An Experiment with AI

 
It animates more than a photo; it awakens memory, curiosity, and connection. But behind that wonder is a deeper question: how are these tools changing what it means to be human? To use them well, we must dig deep into what we know—even as we reach across what we don’t.

Twelve Seconds of Life in 1948

I am working on a family history project that brings together records, photographs, and personal stories. As part of this effort, I ran an experiment: could artificial intelligence not only restore and colorize old photographs, but also animate them—bringing still images of long-passed ancestors briefly to life?

The idea came from a simple question: What would it be like to see your ancestors move?
The answer, it turns out, is profoundly moving.

It sounds banal at first. But for many of us, family history exists as a fragmented archive—blurred memories, faded photographs, oral stories with missing details, and the silence of unrecorded lives. In this context, the ability to see someone from the past move (even for a few seconds) feels like a small miracle. It animates more than a photo; it awakens imagination, grief, longing, and connection.
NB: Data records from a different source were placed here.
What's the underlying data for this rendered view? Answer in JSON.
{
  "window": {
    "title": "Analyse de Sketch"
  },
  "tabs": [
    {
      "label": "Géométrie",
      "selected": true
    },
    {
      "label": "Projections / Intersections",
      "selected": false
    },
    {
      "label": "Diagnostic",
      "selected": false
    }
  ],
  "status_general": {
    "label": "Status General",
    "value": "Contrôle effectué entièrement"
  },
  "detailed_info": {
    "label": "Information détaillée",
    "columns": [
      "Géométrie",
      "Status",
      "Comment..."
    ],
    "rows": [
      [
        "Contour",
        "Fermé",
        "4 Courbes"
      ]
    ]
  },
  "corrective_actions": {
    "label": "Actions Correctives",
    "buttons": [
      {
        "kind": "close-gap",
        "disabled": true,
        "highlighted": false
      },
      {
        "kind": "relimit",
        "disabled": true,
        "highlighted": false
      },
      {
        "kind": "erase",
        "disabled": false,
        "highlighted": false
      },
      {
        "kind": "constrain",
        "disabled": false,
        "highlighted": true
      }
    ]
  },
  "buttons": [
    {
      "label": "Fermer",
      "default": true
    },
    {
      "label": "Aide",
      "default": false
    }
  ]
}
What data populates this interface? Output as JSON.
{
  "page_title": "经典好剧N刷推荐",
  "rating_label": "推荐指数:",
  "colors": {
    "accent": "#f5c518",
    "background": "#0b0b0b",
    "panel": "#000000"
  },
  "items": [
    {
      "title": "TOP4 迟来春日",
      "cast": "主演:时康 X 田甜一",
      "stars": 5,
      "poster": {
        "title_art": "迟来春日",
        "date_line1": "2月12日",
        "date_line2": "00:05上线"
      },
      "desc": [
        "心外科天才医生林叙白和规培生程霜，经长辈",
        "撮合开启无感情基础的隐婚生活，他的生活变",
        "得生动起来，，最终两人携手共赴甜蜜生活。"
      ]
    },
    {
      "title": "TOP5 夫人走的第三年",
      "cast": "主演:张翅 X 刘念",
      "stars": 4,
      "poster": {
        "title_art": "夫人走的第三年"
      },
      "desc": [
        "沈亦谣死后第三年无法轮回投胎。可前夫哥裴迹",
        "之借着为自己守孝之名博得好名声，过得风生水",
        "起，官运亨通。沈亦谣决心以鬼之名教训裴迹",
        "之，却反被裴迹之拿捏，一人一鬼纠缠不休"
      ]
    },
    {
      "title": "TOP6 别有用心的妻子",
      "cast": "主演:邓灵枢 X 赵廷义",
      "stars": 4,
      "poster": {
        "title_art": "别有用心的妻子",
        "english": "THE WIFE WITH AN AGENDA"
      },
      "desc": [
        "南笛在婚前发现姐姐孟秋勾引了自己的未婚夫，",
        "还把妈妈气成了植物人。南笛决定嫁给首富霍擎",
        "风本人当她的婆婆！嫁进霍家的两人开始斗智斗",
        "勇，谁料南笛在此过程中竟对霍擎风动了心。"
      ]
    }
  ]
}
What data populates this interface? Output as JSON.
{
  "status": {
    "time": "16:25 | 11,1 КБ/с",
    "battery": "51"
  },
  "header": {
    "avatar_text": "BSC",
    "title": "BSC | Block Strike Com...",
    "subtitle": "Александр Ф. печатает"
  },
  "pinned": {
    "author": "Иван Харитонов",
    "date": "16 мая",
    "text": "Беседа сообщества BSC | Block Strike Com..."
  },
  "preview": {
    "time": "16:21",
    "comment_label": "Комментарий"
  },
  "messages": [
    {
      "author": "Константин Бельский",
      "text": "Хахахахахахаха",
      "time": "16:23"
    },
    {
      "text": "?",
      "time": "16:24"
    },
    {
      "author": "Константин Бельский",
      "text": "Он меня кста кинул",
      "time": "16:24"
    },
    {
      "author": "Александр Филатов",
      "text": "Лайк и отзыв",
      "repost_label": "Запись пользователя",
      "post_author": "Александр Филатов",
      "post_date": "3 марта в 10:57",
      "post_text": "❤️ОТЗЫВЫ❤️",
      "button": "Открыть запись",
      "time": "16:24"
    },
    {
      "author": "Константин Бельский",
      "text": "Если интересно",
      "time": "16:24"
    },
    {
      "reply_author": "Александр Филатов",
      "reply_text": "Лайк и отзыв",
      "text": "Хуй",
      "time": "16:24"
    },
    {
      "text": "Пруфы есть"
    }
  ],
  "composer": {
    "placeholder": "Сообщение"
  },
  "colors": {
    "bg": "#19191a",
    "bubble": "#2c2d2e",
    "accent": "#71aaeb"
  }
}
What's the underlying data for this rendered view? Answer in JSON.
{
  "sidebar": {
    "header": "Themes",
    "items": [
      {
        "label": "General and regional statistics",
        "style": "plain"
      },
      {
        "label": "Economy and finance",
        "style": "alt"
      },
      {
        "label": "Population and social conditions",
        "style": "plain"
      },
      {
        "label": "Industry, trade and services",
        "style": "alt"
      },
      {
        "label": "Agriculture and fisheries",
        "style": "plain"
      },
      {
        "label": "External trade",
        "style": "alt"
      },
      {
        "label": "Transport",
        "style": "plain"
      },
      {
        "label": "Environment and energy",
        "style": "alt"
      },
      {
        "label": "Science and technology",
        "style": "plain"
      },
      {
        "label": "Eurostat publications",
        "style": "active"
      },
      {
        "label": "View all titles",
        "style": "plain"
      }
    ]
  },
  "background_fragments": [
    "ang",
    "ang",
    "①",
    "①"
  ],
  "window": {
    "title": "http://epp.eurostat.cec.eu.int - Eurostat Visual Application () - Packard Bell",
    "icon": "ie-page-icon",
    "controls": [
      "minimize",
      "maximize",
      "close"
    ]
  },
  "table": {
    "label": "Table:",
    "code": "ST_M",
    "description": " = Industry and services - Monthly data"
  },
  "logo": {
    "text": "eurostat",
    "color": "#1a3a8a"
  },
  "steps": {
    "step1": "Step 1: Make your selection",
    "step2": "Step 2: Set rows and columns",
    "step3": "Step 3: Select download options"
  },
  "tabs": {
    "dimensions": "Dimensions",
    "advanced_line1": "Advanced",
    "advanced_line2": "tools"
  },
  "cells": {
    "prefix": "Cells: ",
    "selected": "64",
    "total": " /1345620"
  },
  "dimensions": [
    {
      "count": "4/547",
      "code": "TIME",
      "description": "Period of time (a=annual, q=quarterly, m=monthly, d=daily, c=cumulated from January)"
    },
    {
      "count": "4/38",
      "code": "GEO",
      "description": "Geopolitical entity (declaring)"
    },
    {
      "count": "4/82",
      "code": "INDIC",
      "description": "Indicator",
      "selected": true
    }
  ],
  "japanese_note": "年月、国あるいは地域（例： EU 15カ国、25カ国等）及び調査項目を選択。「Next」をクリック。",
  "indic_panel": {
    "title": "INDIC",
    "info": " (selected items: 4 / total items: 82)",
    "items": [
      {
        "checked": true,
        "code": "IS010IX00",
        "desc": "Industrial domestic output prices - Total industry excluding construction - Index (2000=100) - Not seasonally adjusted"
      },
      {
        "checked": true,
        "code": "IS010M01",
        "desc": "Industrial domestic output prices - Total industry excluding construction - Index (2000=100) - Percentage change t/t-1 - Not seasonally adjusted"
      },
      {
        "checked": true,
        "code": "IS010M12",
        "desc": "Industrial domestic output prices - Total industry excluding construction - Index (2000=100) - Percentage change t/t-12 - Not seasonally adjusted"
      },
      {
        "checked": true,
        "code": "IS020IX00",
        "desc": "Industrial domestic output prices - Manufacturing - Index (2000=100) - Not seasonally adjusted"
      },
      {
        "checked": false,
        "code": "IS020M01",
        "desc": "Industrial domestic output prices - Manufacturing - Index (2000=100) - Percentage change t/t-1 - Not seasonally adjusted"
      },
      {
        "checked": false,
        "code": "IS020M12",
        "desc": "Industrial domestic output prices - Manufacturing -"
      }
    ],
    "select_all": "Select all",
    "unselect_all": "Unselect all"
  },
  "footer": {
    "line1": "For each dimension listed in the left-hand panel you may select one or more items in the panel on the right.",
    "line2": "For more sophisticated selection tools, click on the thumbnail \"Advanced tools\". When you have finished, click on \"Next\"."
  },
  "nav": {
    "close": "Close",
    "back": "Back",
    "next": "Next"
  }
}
For the experiment, I used a black-and-white photo from around 1948—my great-aunt and her mother standing on a beach in Veracruz, Mexico. I colorized the photo and generated a 12-second video of my great-aunt blinking, turning slightly, breathing. I made cultural and aesthetic assumptions about their skin tone, hair, clothing, and the landscape around them. Every decision reflected both a desire for historical fidelity and the unavoidable subjectivity of technological interpretation.

What I Learned

This small act led to big questions. The use of artificial intelligence in personal, emotional, and cultural domains raises deep concerns—and extraordinary possibilities. It reminds me that we need serious, ongoing conversations about how AI is reshaping our lives, often in ways we don’t fully understand.

There are immense opportunities here: to recover history, preserve memory, and create new ways of connecting with the past. But there are also profound ethical and ecological costs—hidden in the training data, embedded in the energy-intensive infrastructures, and lurking in the unexamined assumptions that shape AI outputs.

I’ve read commentary and research from brilliant scholars, technologists, and ethicists. And yet I keep returning to a core, unsettled question: How are these tools changing what it means to be human?
Our capacity to evolve culturally lags far behind our technological capabilities. We may not understand the consequences of these tools until it’s too late to shape them wisely.

Why This Matters

To navigate this terrain, we need the ability to synthesize insights across domains. In my own work, I’ve come to appreciate the delicate dance between deep knowledge—expertise in a specific area—and distributed knowledge—the ability to apply ideas from other disciplines thoughtfully. This dialectic is at the heart of innovation and adaptation.

Here’s a piece of advice I often return to:

The more advanced you want to be with a tool, the deeper your grounding must be in your domain.
You can’t scale understanding horizontally without first digging vertically.

Likewise, critical thinking and reasoning are non-negotiable. The principle of “trust but verify” becomes essential in an AI-driven world. That means demanding transparency in processes, cultivating humility about what we don’t know, and rigorously checking for bias and error.

These are not merely technical issues. They are humanistic ones—blending inquiry, curiosity, ethics, science, and art. They live in the liminal space between method and meaning, pattern and purpose, generalization and context.

And they lead me to this final question, one that animates the whole endeavor: How does AI know?